« J’ai découvert cette épice au Liban, c’était ma première fois là-bas, en 2001 ou 2002. La raison de ma visite ? La festival gastronomique français organisé chaque année à l’hôtel Albergo, un établissement Relais & Château situé dans le quartier chrétien de Beyrouth. A l’époque, le pays n’était pas aussi fermé que maintenant, les organisateurs de l’évènement nous avaient emmené dans les plaines et collines à travers le Liban et à chaque fois, on allait chez un particulier ou un professionnel qui faisait pour les chefs participants la cuisine de sa région. Un jour, en allant à Beiteddine, cité qui abrite le palais présidentiel d’été, une dame au pied du palais faisait du pain libanais, légèrement arrondi. Elle met du fromage de chèvre qui ressemble un peu à de la brousse et met le fameux sumac ainsi que des herbes. Je me dis, ‘quand même, c’est citronné’… Il n’y avait pas de citron : c’était le sumac qui était à l’origine de ces notes d’agrumes, de fraîcheur. J’ai aussi des souvenirs de sumac dans une sauce au yaourt où l’on trempait du kebbe, une boulette de pâte de blé et de hachis d’agneau. C’était magnifique… Plus tard lors du séjour, j’ai découvert des coopératives de production de sumac, un peu dans l’esprit de celles d’huile d’argan au Maroc. J’en ai rapporté quatre ou cinq kilos dans mes valises.

Tajine de homard

Tajine de homard

Je suis retourné au Liban une douzaine de fois, je pars chaque année du 1er au 10 novembre à l’occasion de cette manifestation avec d’autres cuisiniers comme Jacques Pourcel. Depuis quelque temps, je suis également conseiller pour un important traiteur beyrouthin. Tous les dix-huit mois, j’accompagne les équipes de cette compagnie pour un gros repas. On m’a aussi demandé de participer au Top Chef local. Le Liban, c’est vraiment un territoire que j’aime. Via le voyage annuel là-bas, j’ai pu découvrir d’autres régions proches, la Syrie, Chypre ou le sud de l’Irak. Cette année, je ne pourrai pas me déplacer au Liban, j’ai donc demandé à l’un des chefs présents de m’en rapporter quelques kilos, ce qui me fait presque l’année. J’ai essayé le sumac via des grossistes d’épices mais il est reconditionné, le parfum n’est pas le même.

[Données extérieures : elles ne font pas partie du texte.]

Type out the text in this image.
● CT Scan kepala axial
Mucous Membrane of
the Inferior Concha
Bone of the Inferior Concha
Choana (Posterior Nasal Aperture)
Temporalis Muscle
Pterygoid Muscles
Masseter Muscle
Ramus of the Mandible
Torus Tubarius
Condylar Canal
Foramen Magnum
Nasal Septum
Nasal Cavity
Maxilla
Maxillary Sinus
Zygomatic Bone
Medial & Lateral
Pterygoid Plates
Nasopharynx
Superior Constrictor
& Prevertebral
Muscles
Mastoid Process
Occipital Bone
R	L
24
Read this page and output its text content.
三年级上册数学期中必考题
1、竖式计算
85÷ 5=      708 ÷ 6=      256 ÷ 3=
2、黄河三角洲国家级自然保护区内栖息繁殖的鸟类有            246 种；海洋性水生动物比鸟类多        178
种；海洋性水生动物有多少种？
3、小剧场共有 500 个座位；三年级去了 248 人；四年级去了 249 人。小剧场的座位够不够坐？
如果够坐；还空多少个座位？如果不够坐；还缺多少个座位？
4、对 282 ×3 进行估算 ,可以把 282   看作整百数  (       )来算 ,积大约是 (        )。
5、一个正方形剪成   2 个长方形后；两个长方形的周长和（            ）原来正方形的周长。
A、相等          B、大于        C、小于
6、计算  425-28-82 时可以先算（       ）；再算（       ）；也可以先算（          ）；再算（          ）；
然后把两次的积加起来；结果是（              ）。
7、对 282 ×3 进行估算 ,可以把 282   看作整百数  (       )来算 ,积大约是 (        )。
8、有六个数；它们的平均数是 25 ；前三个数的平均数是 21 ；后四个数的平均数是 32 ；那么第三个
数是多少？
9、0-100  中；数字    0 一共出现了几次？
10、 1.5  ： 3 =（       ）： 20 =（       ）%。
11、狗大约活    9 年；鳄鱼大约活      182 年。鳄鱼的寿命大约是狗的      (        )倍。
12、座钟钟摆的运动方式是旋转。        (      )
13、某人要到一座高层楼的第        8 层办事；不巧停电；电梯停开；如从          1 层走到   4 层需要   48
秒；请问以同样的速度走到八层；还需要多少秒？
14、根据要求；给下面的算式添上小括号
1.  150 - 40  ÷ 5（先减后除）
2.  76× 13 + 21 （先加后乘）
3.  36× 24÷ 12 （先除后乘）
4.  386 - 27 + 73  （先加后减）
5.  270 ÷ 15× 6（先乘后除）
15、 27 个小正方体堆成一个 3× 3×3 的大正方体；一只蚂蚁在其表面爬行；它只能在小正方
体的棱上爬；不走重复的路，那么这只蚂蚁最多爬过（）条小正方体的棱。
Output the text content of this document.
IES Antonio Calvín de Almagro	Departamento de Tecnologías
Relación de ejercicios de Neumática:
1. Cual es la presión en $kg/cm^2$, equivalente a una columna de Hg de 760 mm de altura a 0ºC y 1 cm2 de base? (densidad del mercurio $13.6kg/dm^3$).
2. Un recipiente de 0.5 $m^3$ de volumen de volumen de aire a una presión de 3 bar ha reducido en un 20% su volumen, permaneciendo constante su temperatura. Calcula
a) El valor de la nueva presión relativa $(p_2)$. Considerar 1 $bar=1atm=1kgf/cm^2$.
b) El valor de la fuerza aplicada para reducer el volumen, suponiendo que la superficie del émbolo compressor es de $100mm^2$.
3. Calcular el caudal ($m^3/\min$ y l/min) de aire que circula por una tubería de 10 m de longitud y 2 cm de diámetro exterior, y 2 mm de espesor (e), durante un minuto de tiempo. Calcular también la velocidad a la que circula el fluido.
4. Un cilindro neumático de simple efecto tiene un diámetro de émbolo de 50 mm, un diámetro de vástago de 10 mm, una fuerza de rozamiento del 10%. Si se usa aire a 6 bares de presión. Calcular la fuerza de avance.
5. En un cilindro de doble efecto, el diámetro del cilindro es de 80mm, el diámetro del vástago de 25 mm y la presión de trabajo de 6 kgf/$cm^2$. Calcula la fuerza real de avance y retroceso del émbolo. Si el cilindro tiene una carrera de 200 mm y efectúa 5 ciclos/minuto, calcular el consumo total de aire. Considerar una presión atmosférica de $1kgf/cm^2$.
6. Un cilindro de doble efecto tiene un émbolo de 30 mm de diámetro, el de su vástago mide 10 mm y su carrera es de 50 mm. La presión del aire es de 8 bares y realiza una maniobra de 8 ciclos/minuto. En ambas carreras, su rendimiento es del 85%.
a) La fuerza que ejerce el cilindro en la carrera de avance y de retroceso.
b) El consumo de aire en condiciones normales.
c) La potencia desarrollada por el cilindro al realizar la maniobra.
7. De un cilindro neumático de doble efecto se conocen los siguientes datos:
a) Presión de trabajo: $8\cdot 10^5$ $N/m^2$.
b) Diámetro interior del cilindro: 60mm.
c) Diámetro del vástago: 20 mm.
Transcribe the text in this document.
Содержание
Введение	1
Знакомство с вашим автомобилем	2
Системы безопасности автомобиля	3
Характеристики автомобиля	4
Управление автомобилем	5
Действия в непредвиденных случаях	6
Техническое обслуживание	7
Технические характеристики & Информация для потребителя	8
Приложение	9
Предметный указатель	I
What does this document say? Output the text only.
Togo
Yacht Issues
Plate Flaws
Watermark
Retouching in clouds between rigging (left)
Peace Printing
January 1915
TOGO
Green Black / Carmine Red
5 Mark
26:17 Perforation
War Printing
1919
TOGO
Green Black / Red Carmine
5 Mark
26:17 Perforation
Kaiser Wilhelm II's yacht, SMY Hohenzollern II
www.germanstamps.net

Récemment pour la nouvelle carte, on a travaillé sur une tarte au chocolat avec un intérieur gianduja et un peu de sumac pour ce parfum citron, servi avec un sorbet citron vert très puissant qui rappelle le sumac. Il y a également un gaspacho de poivrons dans lequel j’utilise du sumac, c’est plus subtil et ici servi avec les derniers melons de la saison : le sumac est inséré dans une chantilly melon-verveine. Depuis un moment déjà, j’en utilise avec les poissons de notre bouillabaisse pour apporter ce côté citronné que j’aime beaucoup. Le sumac intervient dans la panure de boulettes de risotto. Avec une panure pour du St Pierre, ça plaisait bien aussi. L’un des plats emblématiques du restaurant, le tajine de homard, comprend du sumac avec une dizaine d’autres épices et ingrédients comme la cardamone pour relever le goût. J’ai vu que j’avais été copié par plein de gens pour le sumac d’ailleurs. Au-delà du sumac, j’aime travailler autour de la cuisine libanaise : du houmous par exemple en amuse-bouche, que l’on fait mousser plus que ce qui est fait traditionnellement. On sert des goujonnettes de sole, de la langoustine posée sur du houmous avec une émulsion menthe-basilic et des pois chiches marinés dans une vinaigrette de sumac et aux herbes. Dernièrement, j’ai imaginé une chantilly à la façon du toum libanais, la crème d’ail, qui se mange sans l’astringence que tu peux avoir en bouche avec l’ail.

Guillaume Sourrieu

Guillaume Sourrieu

J’ai eu la chance au Liban de voir des paysages sublimes, des constructions incroyables, des ruines dont certaines ont été détruites avec Daech. A quatre heures du matin, au lever du soleil, ce sont des vues à pleurer. Moi qui suis assez émotif, ça me marque… Quand tu vis la cuisine, il y a toujours quelque chose qui ressort de tes voyages. Ça m’ouvre l’appétit de créer des choses, d’impliquer des cuisines différentes dans ce que je fais. Le Liban fait définitivement partie des lieux qui ont influencé mon style de cuisine. C’est également le cas du Vietnam avec les bouillons, de la Russie avec les petits pâtés frits… »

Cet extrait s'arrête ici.